This may sound like a strange comparison, but the brilliance of this book–and the reasons that I loved it so much–reminded me of Adam Silvera’s History is All You Left Me. Though entirely different, both novels are perfectly structured: flawless beauties crafted with a finesse that shimmers. But both were so compelling to me because, despite their perfect construction, they were unequivocally messy.
The Art of Fielding takes place at a small college on the edge of Lake Michigan. When freshmen baseball Henry Skrimshander arrives on campus, his presence shakes up many lives: his best friend and the captain of the baseball team, his roommate, the college president, and the president’s daughter. The novel, told in five POVs (beautifully executed!), meanders through Henry’s college years–the best and the worst of them.
The plot was not especially twisty, or action packed, or even exceptionally original. But the ways in which the characters interacted with each other, their internal and external struggles, their emotional attachments, their mistakes and redemptions–these things were all messy and nuanced and unpredictable. The characters continually messed up. They were constantly surprised by their own actions. This made the novel surprising, as well.
My enjoyment and admiration of books most often depends on how deeply I feel for the characters. How deeply I feel for the characters depends on how deeply, sharply, and truly they are drawn. In my opinion, good characters–true characters, the ones that seem to breathe on the page–are the ones that surprise even themselves, the ones that find themselves acting in ways they did not know they could act. This is the way life is: we think and feel and analyze and go about loving and working, raising children and making dinner, but when we get to the real heart of something, when we’re in the midst of the hardest bits, when the unpredictable or unthinkable occurs, we surprise ourselves.
The characters in The Art of Fielding, and their messy, imperfect, intertwined lives, were all beautifully, deeply drawn, and a joy to spend some hours with. I listened to the audio of this book, which was stellar, and, for the first time, I stayed up late in bed with my headphones in, listening to the last few hours of the book, because I had to know what happened. This is a book I can’t wait to reread.
A final note, but beware: The following paragraphs contains SPOILERS!
There is a scene, near the end of the book, where, in the middle of the most important baseball game of the season, the main characters discover someone has died. The scene is so perfectly and brilliantly crafted it took my breath away. I love baseball, and I was enthralled by the suspense of that game–these characters, whom I had come to love, had poured all of themselves into it; everything on the line. The writing was gorgeous, the play-by-play both emotionally and superficially suspenseful.
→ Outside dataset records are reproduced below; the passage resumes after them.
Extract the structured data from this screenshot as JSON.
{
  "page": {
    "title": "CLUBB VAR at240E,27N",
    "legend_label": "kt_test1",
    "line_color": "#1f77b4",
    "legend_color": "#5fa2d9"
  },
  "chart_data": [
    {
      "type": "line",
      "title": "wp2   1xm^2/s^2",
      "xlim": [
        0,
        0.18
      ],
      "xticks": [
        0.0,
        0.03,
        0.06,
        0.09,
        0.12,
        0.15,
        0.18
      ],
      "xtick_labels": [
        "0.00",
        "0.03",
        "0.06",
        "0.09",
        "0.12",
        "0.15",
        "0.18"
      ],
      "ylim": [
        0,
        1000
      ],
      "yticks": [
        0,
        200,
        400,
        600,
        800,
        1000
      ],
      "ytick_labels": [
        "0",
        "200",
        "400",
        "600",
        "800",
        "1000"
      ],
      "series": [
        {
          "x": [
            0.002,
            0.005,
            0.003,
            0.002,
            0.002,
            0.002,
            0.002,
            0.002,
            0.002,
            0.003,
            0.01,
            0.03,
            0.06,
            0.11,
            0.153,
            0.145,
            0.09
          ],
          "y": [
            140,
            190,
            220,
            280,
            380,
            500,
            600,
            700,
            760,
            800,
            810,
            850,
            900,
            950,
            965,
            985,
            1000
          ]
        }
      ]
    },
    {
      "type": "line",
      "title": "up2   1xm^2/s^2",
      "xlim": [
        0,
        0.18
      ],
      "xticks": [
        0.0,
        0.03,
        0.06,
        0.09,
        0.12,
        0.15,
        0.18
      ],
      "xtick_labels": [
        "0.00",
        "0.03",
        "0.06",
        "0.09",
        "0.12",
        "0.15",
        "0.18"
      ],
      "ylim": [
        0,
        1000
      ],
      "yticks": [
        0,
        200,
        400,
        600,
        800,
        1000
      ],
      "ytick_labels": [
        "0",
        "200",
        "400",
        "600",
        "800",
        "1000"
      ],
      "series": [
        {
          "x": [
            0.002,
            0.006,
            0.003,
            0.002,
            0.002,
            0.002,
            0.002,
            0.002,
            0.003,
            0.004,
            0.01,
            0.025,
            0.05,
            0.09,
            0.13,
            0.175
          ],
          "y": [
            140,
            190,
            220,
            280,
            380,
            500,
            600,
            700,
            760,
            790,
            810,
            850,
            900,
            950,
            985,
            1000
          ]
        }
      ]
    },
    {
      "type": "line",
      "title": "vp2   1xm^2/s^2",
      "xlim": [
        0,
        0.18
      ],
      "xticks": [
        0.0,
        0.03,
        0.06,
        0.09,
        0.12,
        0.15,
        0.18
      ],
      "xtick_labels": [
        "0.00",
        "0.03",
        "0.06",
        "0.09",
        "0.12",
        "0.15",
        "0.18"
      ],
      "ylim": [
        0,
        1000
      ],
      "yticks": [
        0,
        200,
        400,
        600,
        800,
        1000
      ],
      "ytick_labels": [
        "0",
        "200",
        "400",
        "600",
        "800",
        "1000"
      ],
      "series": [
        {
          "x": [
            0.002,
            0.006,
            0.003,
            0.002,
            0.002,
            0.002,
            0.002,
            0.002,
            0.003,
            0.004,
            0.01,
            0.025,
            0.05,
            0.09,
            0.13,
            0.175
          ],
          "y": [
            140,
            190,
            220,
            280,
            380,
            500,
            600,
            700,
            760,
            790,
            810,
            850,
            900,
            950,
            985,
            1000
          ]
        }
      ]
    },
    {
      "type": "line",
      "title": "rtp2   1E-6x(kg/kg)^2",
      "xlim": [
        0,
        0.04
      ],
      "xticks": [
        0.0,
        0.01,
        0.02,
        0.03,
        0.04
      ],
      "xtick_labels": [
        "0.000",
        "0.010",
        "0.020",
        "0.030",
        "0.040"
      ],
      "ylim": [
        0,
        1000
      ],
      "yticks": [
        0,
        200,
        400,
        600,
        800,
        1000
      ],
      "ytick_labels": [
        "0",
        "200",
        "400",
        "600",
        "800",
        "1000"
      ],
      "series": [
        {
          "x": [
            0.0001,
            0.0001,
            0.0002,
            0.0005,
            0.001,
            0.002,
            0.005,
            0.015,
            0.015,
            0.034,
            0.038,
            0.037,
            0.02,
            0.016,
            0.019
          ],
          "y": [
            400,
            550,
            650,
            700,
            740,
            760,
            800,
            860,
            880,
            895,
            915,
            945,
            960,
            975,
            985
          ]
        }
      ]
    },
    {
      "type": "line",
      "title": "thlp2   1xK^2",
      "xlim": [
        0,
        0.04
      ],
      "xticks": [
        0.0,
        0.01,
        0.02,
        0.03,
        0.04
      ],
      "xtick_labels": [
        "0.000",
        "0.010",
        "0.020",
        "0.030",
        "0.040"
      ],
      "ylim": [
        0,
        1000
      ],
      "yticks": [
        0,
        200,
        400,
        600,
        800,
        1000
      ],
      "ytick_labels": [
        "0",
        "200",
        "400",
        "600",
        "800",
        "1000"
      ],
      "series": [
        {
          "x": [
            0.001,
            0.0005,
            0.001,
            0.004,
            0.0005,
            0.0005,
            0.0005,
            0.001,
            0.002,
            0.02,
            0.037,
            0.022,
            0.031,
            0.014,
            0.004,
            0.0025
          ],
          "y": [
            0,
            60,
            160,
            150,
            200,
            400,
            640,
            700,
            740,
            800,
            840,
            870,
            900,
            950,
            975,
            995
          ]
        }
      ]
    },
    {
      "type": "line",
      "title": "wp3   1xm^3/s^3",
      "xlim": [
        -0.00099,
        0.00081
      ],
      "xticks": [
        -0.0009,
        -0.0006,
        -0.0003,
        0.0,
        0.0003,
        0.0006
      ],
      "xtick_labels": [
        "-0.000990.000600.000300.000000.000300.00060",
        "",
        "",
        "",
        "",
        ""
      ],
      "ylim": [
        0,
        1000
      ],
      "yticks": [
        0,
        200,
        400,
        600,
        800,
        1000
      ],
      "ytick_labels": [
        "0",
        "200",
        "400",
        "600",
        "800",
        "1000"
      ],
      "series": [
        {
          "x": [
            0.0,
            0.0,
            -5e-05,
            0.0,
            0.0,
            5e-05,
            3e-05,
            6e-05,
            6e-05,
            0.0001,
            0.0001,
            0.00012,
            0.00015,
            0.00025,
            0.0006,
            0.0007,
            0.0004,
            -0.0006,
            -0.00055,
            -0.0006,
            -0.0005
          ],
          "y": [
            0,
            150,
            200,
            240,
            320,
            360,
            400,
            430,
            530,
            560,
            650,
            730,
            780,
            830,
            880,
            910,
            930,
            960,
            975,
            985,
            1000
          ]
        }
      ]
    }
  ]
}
I was holding my breath as Harbarch described each play and its aftermath. I desperately wanted the team to win. It was all I could think about.
Then the bullpen phone rings, and though I already knew the character was dead, though I knew what that phone call was going to reveal–it absolutely cut me. The death is announced, and the game absolutely, completely ceases to matter. The tension snaps and the game becomes frivolous, my investment in it completely dissolved. It’s brilliant writing, the way everything shifts in that moment, this crystalline realization–for both the reader and the characters–of what matters and what doesn’t, and why. I will never forget how I felt reading that scene. In my opinion, it’s a scene for the ages.